While studying, Dr Jacobs also worked in a small-scale factory that manufactured children’s clothing. After graduating, she worked as a clothing store manager for three and a half years. During that time, the academic bug didn’t relent, so she returned to UP to continue her studies a year after graduating while she carried on working.  

“I learned so much about buying behaviour, retailing and merchandising,” she recalls. “But I realised I wanted to learn more and possibly teach. So I returned to UP a year after graduating in 1997 to enrol in an honours degree in Clothing Management and, after that, a diploma in tertiary education. My master’s followed in 2000 where I examined professional women’s adoption of online clothing shopping – something that wasn’t as popular as it is today.

“Fashion is a wonderful industry because it’s ever-changing and never stays the same. There’s a lot of psychology behind clothing because we express ourselves through our clothes and appearances – someone once said clothing is our chosen skin. It’s what we choose to put on ourselves and how we communicate to the world who we are, how we want to express our identity. It also informs how people form their perceptions of us.

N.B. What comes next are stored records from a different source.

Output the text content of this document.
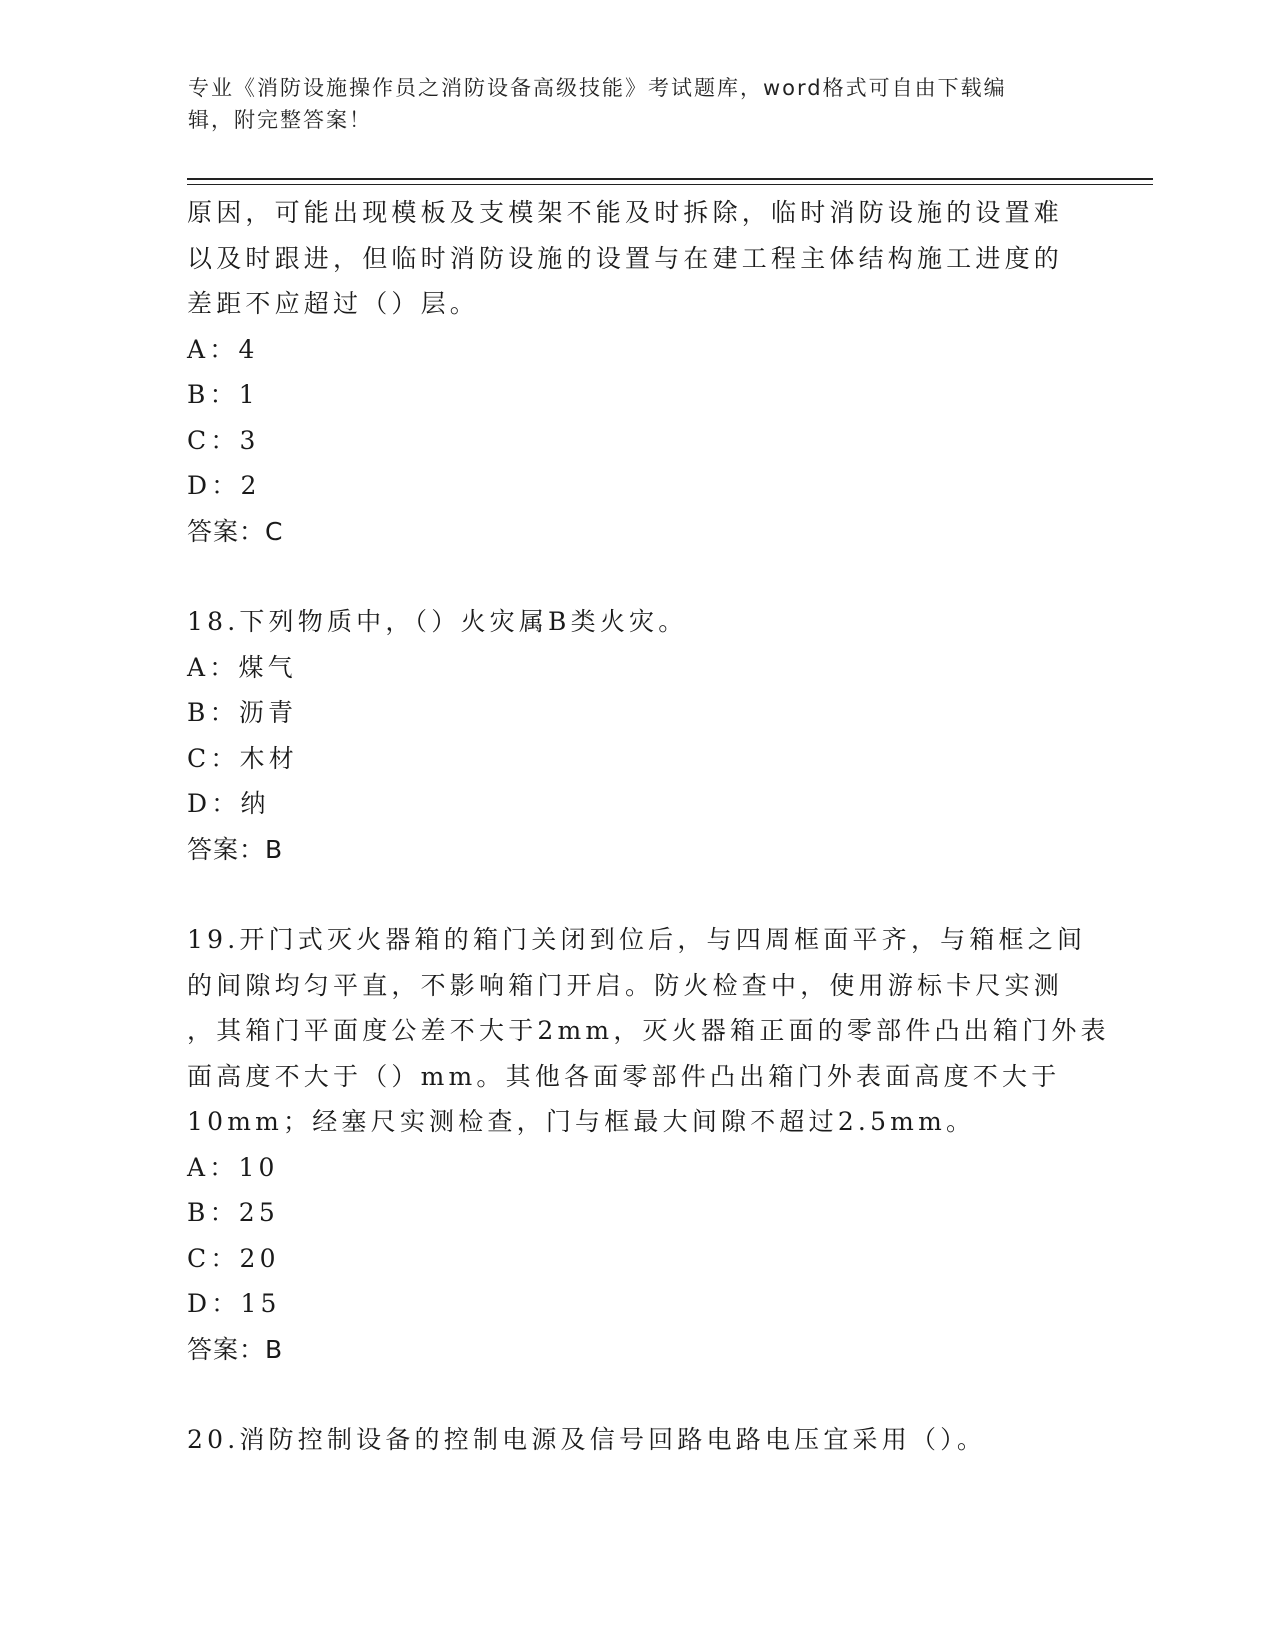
专业《消防设施操作员之消防设备高级技能》考试题库，word格式可自由下载编
辑，附完整答案！
原因，可能出现模板及支模架不能及时拆除，临时消防设施的设置难
以及时跟进，但临时消防设施的设置与在建工程主体结构施工进度的
差距不应超过（）层。
A：4
B：1
C：3
D：2
答案：C
18.下列物质中，（）火灾属B类火灾。
A：煤气
B：沥青
C：木材
D：纳
答案：B
19.开门式灭火器箱的箱门关闭到位后，与四周框面平齐，与箱框之间
的间隙均匀平直，不影响箱门开启。防火检查中，使用游标卡尺实测
，其箱门平面度公差不大于2mm，灭火器箱正面的零部件凸出箱门外表
面高度不大于（）mm。其他各面零部件凸出箱门外表面高度不大于
10mm；经塞尺实测检查，门与框最大间隙不超过2.5mm。
A：10
B：25
C：20
D：15
答案：B
20.消防控制设备的控制电源及信号回路电路电压宜采用（）。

“Clothing behaviour is fascinating because it is deeply personal. Consumer decisions are influenced by many internal and external factors, including culture, social expectations, store image, friends and, nowadays, sustainability. This highlights that clothing choices are about more than just making purchases. It is a big field with many research possibilities.”

In 2014, Dr Jacobs enrolled for a PhD in apparel, merchandising and design at Iowa State University in the US, following a 10-year wait.

“I felt like they were at the forefront of our field,” she says. “For a long time, they only offered a hybrid PhD in Hospitality Management. I kept enquiring about the possibility of a hybrid PhD in Clothing And Merchandising. Eventually, in 2014, they offered a hybrid PhD for working professionals. I applied immediately and was in the first cohort in apparel merchandising and design at Iowa State University. My PhD was one of the best experiences of my life. Ames, Iowa, is still one of my happy places.”

As her academic career progressed over the years, Dr Jacobs says what she finds most fulfilling continues to evolve.

“In the first 10 to 15 years, I’d say teaching was what I enjoyed the most. I enjoy students and the group dynamics. Students’ views on things are fresh, and they have an unrestrained way of thinking. They’re very idealistic; they see things differently and are very creative. I learn a great deal from them. It’s also very satisfying to see them grow and develop throughout the years, tracking their careers in the industry, and seeing them come into their own.”

“At first, the research aspect of my work was difficult, but now it has become one of the things I enjoy. The NRF rating is a recognition and acknowledgement by peers that I’m an established researcher in clothing retail and merchandising, and that I am on the right track. I find that very fulfilling and rewarding. It reassures me that the gruelling process you go through with each postgraduate student’s study and every research publication was worthwhile.”